By LARRY VAUGHT
When Kentucky is playing basketball, Demetria Caldwell is going to be there to watch her nephew, Kentucky freshman Immanuel Quickley,.
She was in Nashville for the SEC Tournament and in Jacksonville for the NCAA Tournament. She’ll be in Kansas City Friday when UK plays in the Sweet Sixteen.
Even in high school there was never a question if I was going somewhere to watch him play. The only question was who was going with me and I could always find somebody,” Caldwell said.
The Quickley family travels well. When he played in the McDonald’s All-American Game in Atlanta last year, about 40 family members came on a bus from Baltimore to the game. When he played for Team USA in Egypt on a team coached by John Calipari, the freshman’s mother and grandmother were there. When he played for Team USA in Spain, his mother, grandmother and Caldwell all were there. His grandmother had to miss some games this year because she slipped on ice in Maryland and fractured her ankle.

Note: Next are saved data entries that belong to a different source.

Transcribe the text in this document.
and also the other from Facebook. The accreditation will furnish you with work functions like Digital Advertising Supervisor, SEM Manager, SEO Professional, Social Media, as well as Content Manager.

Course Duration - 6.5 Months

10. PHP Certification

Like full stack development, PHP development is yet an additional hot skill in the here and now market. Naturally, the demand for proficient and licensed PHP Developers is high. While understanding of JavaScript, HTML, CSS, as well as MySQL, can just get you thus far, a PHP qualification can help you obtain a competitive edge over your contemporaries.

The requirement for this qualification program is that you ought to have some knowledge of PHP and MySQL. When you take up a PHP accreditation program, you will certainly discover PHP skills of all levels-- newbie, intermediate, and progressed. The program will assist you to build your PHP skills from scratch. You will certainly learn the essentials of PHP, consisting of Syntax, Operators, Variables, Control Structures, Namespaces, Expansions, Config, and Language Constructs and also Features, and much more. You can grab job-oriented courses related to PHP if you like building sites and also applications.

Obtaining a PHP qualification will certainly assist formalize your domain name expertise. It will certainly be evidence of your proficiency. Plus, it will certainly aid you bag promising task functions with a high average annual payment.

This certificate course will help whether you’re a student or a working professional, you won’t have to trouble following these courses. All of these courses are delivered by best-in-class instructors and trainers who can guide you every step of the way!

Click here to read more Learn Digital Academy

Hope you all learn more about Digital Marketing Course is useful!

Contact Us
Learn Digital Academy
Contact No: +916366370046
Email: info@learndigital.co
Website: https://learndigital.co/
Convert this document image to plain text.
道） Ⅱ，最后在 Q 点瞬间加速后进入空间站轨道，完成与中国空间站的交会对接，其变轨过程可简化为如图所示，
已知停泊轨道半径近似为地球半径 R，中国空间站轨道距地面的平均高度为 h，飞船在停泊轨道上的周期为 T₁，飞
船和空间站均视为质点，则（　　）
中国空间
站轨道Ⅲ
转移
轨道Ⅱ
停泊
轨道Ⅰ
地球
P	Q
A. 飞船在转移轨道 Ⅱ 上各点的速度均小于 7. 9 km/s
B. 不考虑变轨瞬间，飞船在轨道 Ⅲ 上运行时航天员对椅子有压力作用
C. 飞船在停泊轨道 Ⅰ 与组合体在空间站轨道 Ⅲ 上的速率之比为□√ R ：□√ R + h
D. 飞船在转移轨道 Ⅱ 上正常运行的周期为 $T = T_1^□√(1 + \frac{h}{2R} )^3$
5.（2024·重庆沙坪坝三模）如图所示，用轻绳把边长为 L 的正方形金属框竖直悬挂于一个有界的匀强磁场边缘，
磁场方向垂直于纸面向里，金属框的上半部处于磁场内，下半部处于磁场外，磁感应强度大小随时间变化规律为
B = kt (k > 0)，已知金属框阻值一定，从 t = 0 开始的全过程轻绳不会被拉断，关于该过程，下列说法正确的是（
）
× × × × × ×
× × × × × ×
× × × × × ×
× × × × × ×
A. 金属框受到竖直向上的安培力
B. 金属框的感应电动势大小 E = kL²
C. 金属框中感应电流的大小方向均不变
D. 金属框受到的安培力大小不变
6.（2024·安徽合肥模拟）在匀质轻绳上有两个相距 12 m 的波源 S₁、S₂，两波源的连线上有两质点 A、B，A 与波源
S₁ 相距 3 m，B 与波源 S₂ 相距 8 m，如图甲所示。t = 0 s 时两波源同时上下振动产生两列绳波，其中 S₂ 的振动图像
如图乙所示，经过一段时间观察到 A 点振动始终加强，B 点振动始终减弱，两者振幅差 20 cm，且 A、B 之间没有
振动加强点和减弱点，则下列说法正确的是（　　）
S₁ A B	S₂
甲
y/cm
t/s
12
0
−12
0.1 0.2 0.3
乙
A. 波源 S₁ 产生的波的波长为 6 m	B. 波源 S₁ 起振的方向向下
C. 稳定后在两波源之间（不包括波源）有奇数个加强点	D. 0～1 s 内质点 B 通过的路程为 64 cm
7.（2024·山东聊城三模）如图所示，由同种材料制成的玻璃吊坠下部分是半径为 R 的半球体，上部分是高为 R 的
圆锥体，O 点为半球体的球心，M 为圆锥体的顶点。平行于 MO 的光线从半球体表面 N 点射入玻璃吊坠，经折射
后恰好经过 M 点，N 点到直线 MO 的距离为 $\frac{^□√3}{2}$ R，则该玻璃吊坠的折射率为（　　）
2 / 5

“I have loved watching him play since he was 4 years old, and he was not supposed to be playing on a team then,” Caldwell laughed and said.
Turns out she was coaching a rec league team for players ages 5-6 but was a player short at a game.
“Immanuel was always with me, so I said, ‘Here we go. Just play. Don’t tell your mom,’” Caldwell said. “He made every shot. I got to keep him (on the team) and he’s been playing ever since.”
“When I played for her, I just shot every single play every time I could. That was the best part about playing for her,” the Kentucky freshman said.
You can normally spot her in the UK crowd because she wears a pink UK baseball hat.
“I was in Kentucky and I needed a hat. We went to the store at the mall and I saw this pink hat,” Caldwell said. “My mom puts No. 5 on all my hats, but I wear that pink one every game to just throw something in there with that sea of blue. Plus, Immanuel also has a good idea where I am at then because he knows I am there.”
The UK freshman says he can “definitely hear her” and sometimes can make eye contact with her.
“She loves me a lot. We have had a bond pretty much since I was born. She has been like a mother to me along with my mom. Great people, love them to death. She is not exactly my age but she gets the younger generation. We are kind of close and she kind of spoils me while my mom is more of the disciplinarian type, so it balances out,” Quickley said.
Caldwell won’t deny spoiling him — but in the right way.
“It’s not like spoiled milk because that is bad. It’s more like Christmas morning because you are overflowing with emotion and the expectations of doing well. As long as he remains a good kid and a humble kid, I’ll keep spoiling him, too.”